After starting with a management consulting firm in Montreal, Dominic Schofield, (Social Science, 1990), has dedicated his life to work on some of the largest and most complex development challenges through the non-profit sector, holding positions at UNICEF and the Global Alliance for Improved Nutrition (GAIN), among others.
Throughout his career, Schofield has worked primarily on mobilizing businesses to have a positive social impact, mainly in the area of food and nutrition security in Africa, Latin America, and Asia.
“If we want to help small holder farmers out of poverty, it’s about making them better businesspeople, helping them become more sustainable, helping them thrive,” he said.
He also founded his own organization called The Future Food Platform which provides strategic consulting, technical expertise and investment to startups and large companies and organizations around the world that aim to improve the quality, sustainability and equity of food systems.

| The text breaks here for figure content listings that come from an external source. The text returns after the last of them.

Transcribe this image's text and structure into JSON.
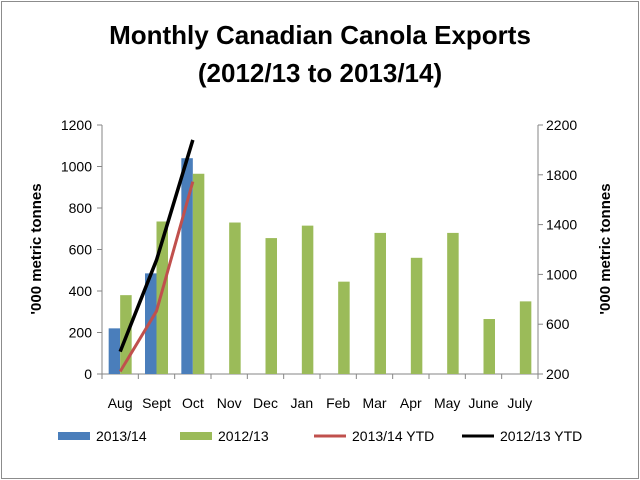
{
  "chart_data": {
    "type": "bar",
    "title_line1": "Monthly Canadian  Canola Exports",
    "title_line2": "(2012/13 to 2013/14)",
    "categories": [
      "Aug",
      "Sept",
      "Oct",
      "Nov",
      "Dec",
      "Jan",
      "Feb",
      "Mar",
      "Apr",
      "May",
      "June",
      "July"
    ],
    "ylabel_left": "'000 metric tonnes",
    "ylabel_right": "'000 metric tonnes",
    "left_axis": {
      "min": 0,
      "max": 1200,
      "ticks": [
        "0",
        "200",
        "400",
        "600",
        "800",
        "1000",
        "1200"
      ]
    },
    "right_axis": {
      "min": 200,
      "max": 2200,
      "ticks": [
        "200",
        "600",
        "1000",
        "1400",
        "1800",
        "2200"
      ]
    },
    "series": [
      {
        "name": "2013/14",
        "type": "bar",
        "axis": "left",
        "color": "#4a7ebb",
        "values": [
          220,
          485,
          1040,
          null,
          null,
          null,
          null,
          null,
          null,
          null,
          null,
          null
        ]
      },
      {
        "name": "2012/13",
        "type": "bar",
        "axis": "left",
        "color": "#9bbb59",
        "values": [
          380,
          735,
          965,
          730,
          655,
          715,
          445,
          680,
          560,
          680,
          265,
          350
        ]
      },
      {
        "name": "2013/14 YTD",
        "type": "line",
        "axis": "right",
        "color": "#c0504d",
        "values": [
          220,
          705,
          1745,
          null,
          null,
          null,
          null,
          null,
          null,
          null,
          null,
          null
        ]
      },
      {
        "name": "2012/13 YTD",
        "type": "line",
        "axis": "right",
        "color": "#000000",
        "values": [
          380,
          1115,
          2080,
          null,
          null,
          null,
          null,
          null,
          null,
          null,
          null,
          null
        ]
      }
    ],
    "grid": false,
    "legend_position": "bottom"
  }
}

As a Global Programme Director at US-based non-profit TechnoServe, Schofield leads the Inspiring Good Nutrition Initiatives Through Enterprise (IGNITE) programme. The programme is supported by the Bill and Melinda Gates Foundation and works with industry operating in eight countries in Africa and Asia to improve the nutritional quality of staple foods.
“Last year, nearly 200 million people went to bed hungry, mostly women and children. Over 5 million children under the age of 5 died, where malnutrition was the underlying cause for more than two thirds of them. More than 2 billion people suffer from overweight and obesity and 3 billion people worldwide suffer from vitamin and mineral deficiencies. The numbers are huge and no single organisation or sector can solve the problem. We have to be ‘all hands on deck’ to scale-up creative, sustainable solutions, and the private sector has a major role to play.”
Schofield explained that the IGNITE program works with food processors to add vitamins and minerals into staple foods as they grow their operations.
Schofield began his career as a management consultant when he was still studying at McGill University in Geography and Urban Planning. He said he discovered an interest in Geography while still a student at Champlain Saint-Lambert and wanted to pursue it during his bachelor’s degree.